Since the 1995 discovery of the first extrasolar planet, 51 Pegasi b, about 700 planets orbiting around stars other than our Sun have been discovered so far. Understanding the origins and evolution of extrasolar planets has become one of the hottest and the most fundamental themes in modern astronomy. The team of scientists led by Fujiwara conducted research exploring this new frontier and concentrated their efforts on finding debris disks that could indicate planet formation.
According to a widely accepted recent scenario of planet formation, rocky planets like Earth begin as an aggregation of cosmic dust and then continue their development as an accumulation of planetesimals around young stars. A substantial amount of dust would be generated from the collisions of planetesimals around main sequence stars in the later phase of the planet formation process. Light absorbed from the central star would heat the grains of debris dust and re-emit its energy in infrared wavelengths. In light of this information, the team decided to focus their initial research on finding stars that have disks around them. They used the brand-new infrared map of the entire sky based on observations with AKARI, the Japanese infrared satellite, to conduct their search.
The team discovered that the Sun-like star HD 15407A, located 180 light-years away in the constellation Perseus, emits bright infrared light relative to its visible light. Because HD 15407A is a main sequence star, active collisions of planetesimals around it could produce a large amount of dust and emit infrared light.
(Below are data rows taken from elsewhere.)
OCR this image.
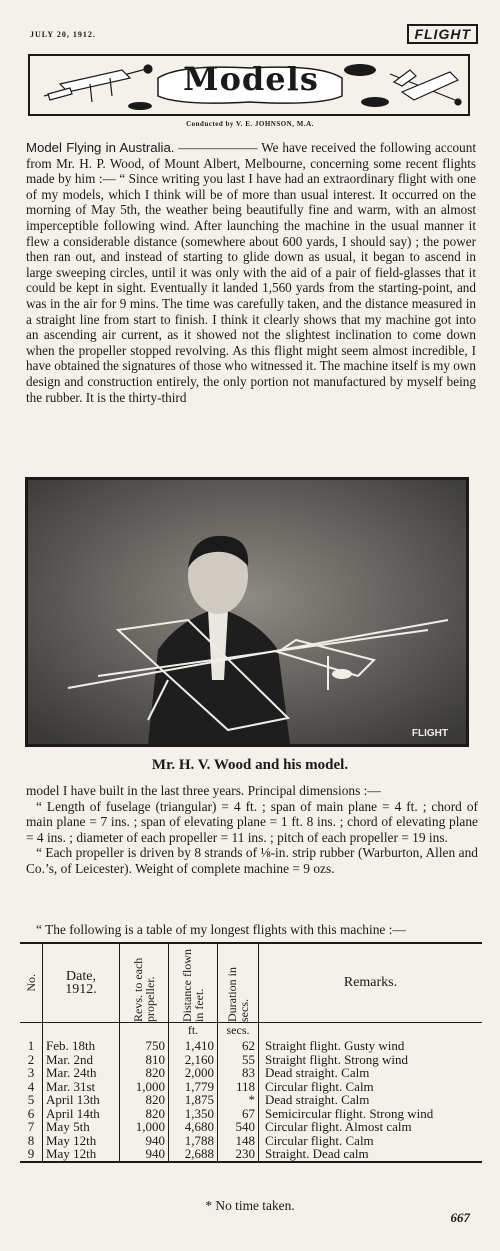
JULY 20, 1912.	FLIGHT
Models
Conducted by V. E. JOHNSON, M.A.
Model Flying in Australia. —————— We have received the following account from Mr. H. P. Wood, of Mount Albert, Melbourne, concerning some recent flights made by him :— “ Since writing you last I have had an extraordinary flight with one of my models, which I think will be of more than usual interest. It occurred on the morning of May 5th, the weather being beautifully fine and warm, with an almost imperceptible following wind. After launching the machine in the usual manner it flew a considerable distance (somewhere about 600 yards, I should say) ; the power then ran out, and instead of starting to glide down as usual, it began to ascend in large sweeping circles, until it was only with the aid of a pair of field-glasses that it could be kept in sight. Eventually it landed 1,560 yards from the starting-point, and was in the air for 9 mins. The time was carefully taken, and the distance measured in a straight line from start to finish. I think it clearly shows that my machine got into an ascending air current, as it showed not the slightest inclination to come down when the propeller stopped revolving. As this flight might seem almost incredible, I have obtained the signatures of those who witnessed it. The machine itself is my own design and construction entirely, the only portion not manufactured by myself being the rubber. It is the thirty-third
FLIGHT
Mr. H. V. Wood and his model.

model I have built in the last three years. Principal dimensions :—

“ Length of fuselage (triangular) = 4 ft. ; span of main plane = 4 ft. ; chord of main plane = 7 ins. ; span of elevating plane = 1 ft. 8 ins. ; chord of elevating plane = 4 ins. ; diameter of each propeller = 11 ins. ; pitch of each propeller = 19 ins.

“ Each propeller is driven by 8 strands of ⅛-in. strip rubber (Warburton, Allen and Co.’s, of Leicester). Weight of complete machine = 9 ozs.

“ The following is a table of my longest flights with this machine :—
No.	Date, 1912.	Revs. to each propeller.	Distance flown in feet.	Duration in secs.	Remarks.

			ft.	secs.	
1	Feb. 18th	750	1,410	62	Straight flight. Gusty wind
2	Mar. 2nd	810	2,160	55	Straight flight. Strong wind
3	Mar. 24th	820	2,000	83	Dead straight. Calm
4	Mar. 31st	1,000	1,779	118	Circular flight. Calm
5	April 13th	820	1,875	*	Dead straight. Calm
6	April 14th	820	1,350	67	Semicircular flight. Strong wind
7	May 5th	1,000	4,680	540	Circular flight. Almost calm
8	May 12th	940	1,788	148	Circular flight. Calm
9	May 12th	940	2,688	230	Straight. Dead calm
* No time taken.
667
The team conducted follow-up observations of the star using Spitzer, the infrared space telescope operated by Caltech and NASA. Spitzer’s high sensitivity and sharp spatial resolution in the infrared allowed the researchers to identify the amount and mineralogical nature of the debris dust. Their examination of the Spitzer spectrum of HD 15407A revealed that at least 100 trillion tons of tiny particles of quartz dust orbit the star. They also found that the dust is located about 1 astronomical unit from the central star in the so-called “terrestrial planet region” (1 AU is the average Earth-Sun distance). This is the first study that not only reveals the presence of a quartz disk of dust around a Sun-like main sequence star, but also precisely determines its amount and spatial distribution.
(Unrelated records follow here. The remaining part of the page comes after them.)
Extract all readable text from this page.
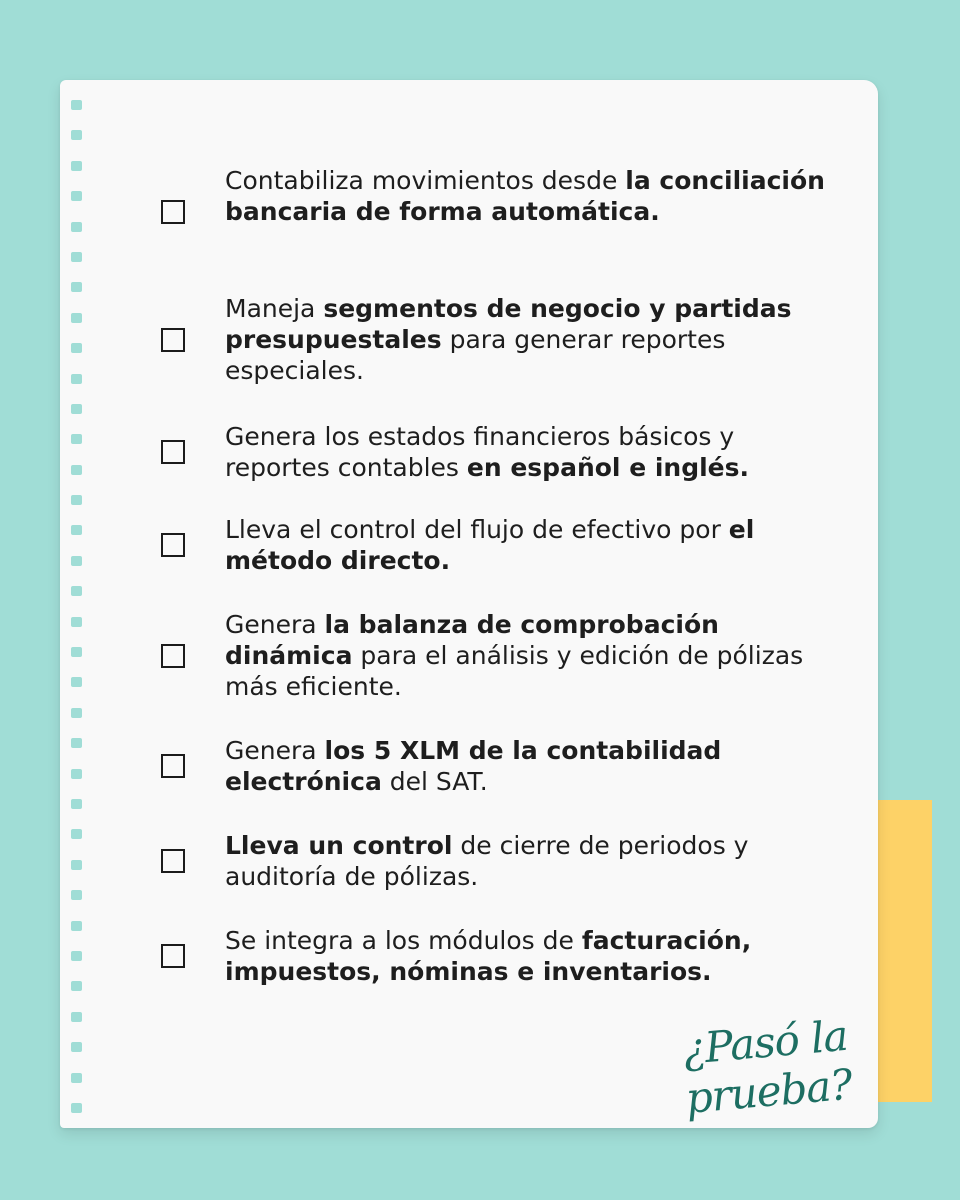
Contabiliza movimientos desde la conciliación bancaria de forma automática.
Maneja segmentos de negocio y partidas presupuestales para generar reportes especiales.
Genera los estados financieros básicos y reportes contables en español e inglés.
Lleva el control del flujo de efectivo por el método directo.
Genera la balanza de comprobación dinámica para el análisis y edición de pólizas más eficiente.
Genera los 5 XLM de la contabilidad electrónica del SAT.
Lleva un control de cierre de periodos y auditoría de pólizas.
Se integra a los módulos de facturación, impuestos, nóminas e inventarios.
¿Pasó la prueba?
Quartz dust seems to be a rather rare kind of dust in the universe, and it is not yet clear how the quartz dust observed around HD 15407A formed. Since Earth’s crust contains a large amount of quartz-like minerals, this suggests that the quartz dust around HD 15407A might come from the surface layers of large rocky bodies colliding with other planetesimals orbiting the star. “We have used two infrared space telescopes to discover a precious star with a rare disk of quartz dust that may contribute to revealing the secrets of planetary materials,” said Fujiwara. “We would like to examine this star more thoroughly by combining theory with laboratory studies to further our understanding of the planet formation process.”